Constraints on the fuzzy dark matter mass window from high-redshift observables

TL;DR

This study combines multiple high-redshift observations and advanced modeling to place the strongest constraints to date on the fraction of fuzzy dark matter within a specific mass range, highlighting the potential of future 21cm measurements.

Contribution

It introduces a machine-learning pipeline for rapid Bayesian inference and provides new, tighter constraints on fuzzy dark matter mass and fraction using diverse high-redshift data.

Findings

FDM of mass 10^{-23} eV constitutes less than 16% of dark matter.

Constraints tighten to 1% for FDM mass 10^{-26} eV.
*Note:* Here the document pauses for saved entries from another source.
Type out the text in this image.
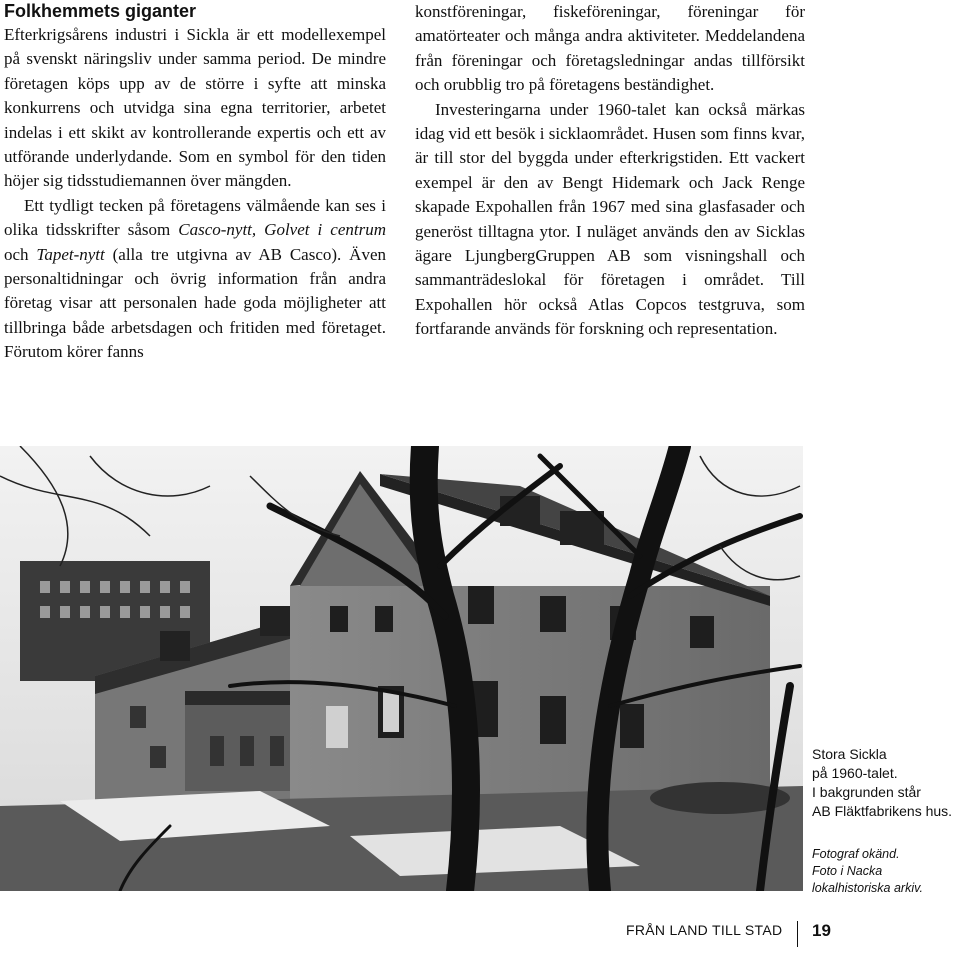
Folkhemmets giganter

Efterkrigsårens industri i Sickla är ett modellexempel på svenskt näringsliv under samma period. De mindre företagen köps upp av de större i syfte att minska konkurrens och utvidga sina egna territorier, arbetet indelas i ett skikt av kontrollerande expertis och ett av utförande underlydande. Som en symbol för den tiden höjer sig tidsstudiemannen över mängden.

Ett tydligt tecken på företagens välmående kan ses i olika tidsskrifter såsom Casco-nytt, Golvet i centrum och Tapet-nytt (alla tre utgivna av AB Casco). Även personaltidningar och övrig information från andra företag visar att personalen hade goda möjligheter att tillbringa både arbetsdagen och fritiden med företaget. Förutom körer fanns

konstföreningar, fiskeföreningar, föreningar för amatörteater och många andra aktiviteter. Meddelandena från föreningar och företagsledningar andas tillförsikt och orubblig tro på företagens beständighet.

Investeringarna under 1960-talet kan också märkas idag vid ett besök i sicklaområdet. Husen som finns kvar, är till stor del byggda under efterkrigstiden. Ett vackert exempel är den av Bengt Hidemark och Jack Renge skapade Expohallen från 1967 med sina glasfasader och generöst tilltagna ytor. I nuläget används den av Sicklas ägare LjungbergGruppen AB som visningshall och sammanträdeslokal för företagen i området. Till Expohallen hör också Atlas Copcos testgruva, som fortfarande används för forskning och representation.

Stora Sickla
på 1960-talet.
I bakgrunden står
AB Fläktfabrikens hus.
Fotograf okänd.
Foto i Nacka
lokalhistoriska arkiv.
FRÅN LAND TILL STAD 19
Future 21cm observations could reduce the upper bound to below 1%.

Abstract

We use a combination of high-redshift observables to extract the strongest constraints to date on the fraction of axion fuzzy dark matter (FDM) in the mass window $10^{-26}\,\mathrm{eV}\!\lesssim\! m_\mathrm{FDM}\!\lesssim\!10^{-23}\,\mathrm{eV}$. These observables include ultraviolet luminosity functions (UVLFs) at redshifts $4-10$ measured by the Hubble Space Telescope, a constraint on the neutral hydrogen fraction from high-redshift quasar spectroscopy, the cosmic microwave background optical depth to reionization measurement from Planck and upper bounds on the 21cm power spectrum from HERA. In order to calculate these signals for FDM cosmology, we use the 21cmFirstCLASS code to interface between AxiCLASS and 21cmFAST and consistently account for the full cosmic history from recombination to reionization. To facilitate a full Bayesian likelihood analysis, we developed a machine-learning based pipeline, which is both accurate, and enables a swift statistical inference, orders of magnitude faster than a brute force approach. We find that FDM of mass $m_\mathrm{FDM} \!= \!10^{-23} \, \mathrm{eV}$ is bound to less than $16\%$ of the total dark matter, where the constrains strengthen towards smaller masses, reaching down to $1\%$ for $m_\mathrm{FDM}\! =\! 10^{-26} \, \mathrm{eV}$, both at $95\%$ confidence level. In addition, we forecast that a future detection of the 21cm power spectrum with HERA will lower the upper bound at $m_\mathrm{FDM}\! =\! 10^{-23} \, \mathrm{eV}$ to $\lesssim\!1\%$.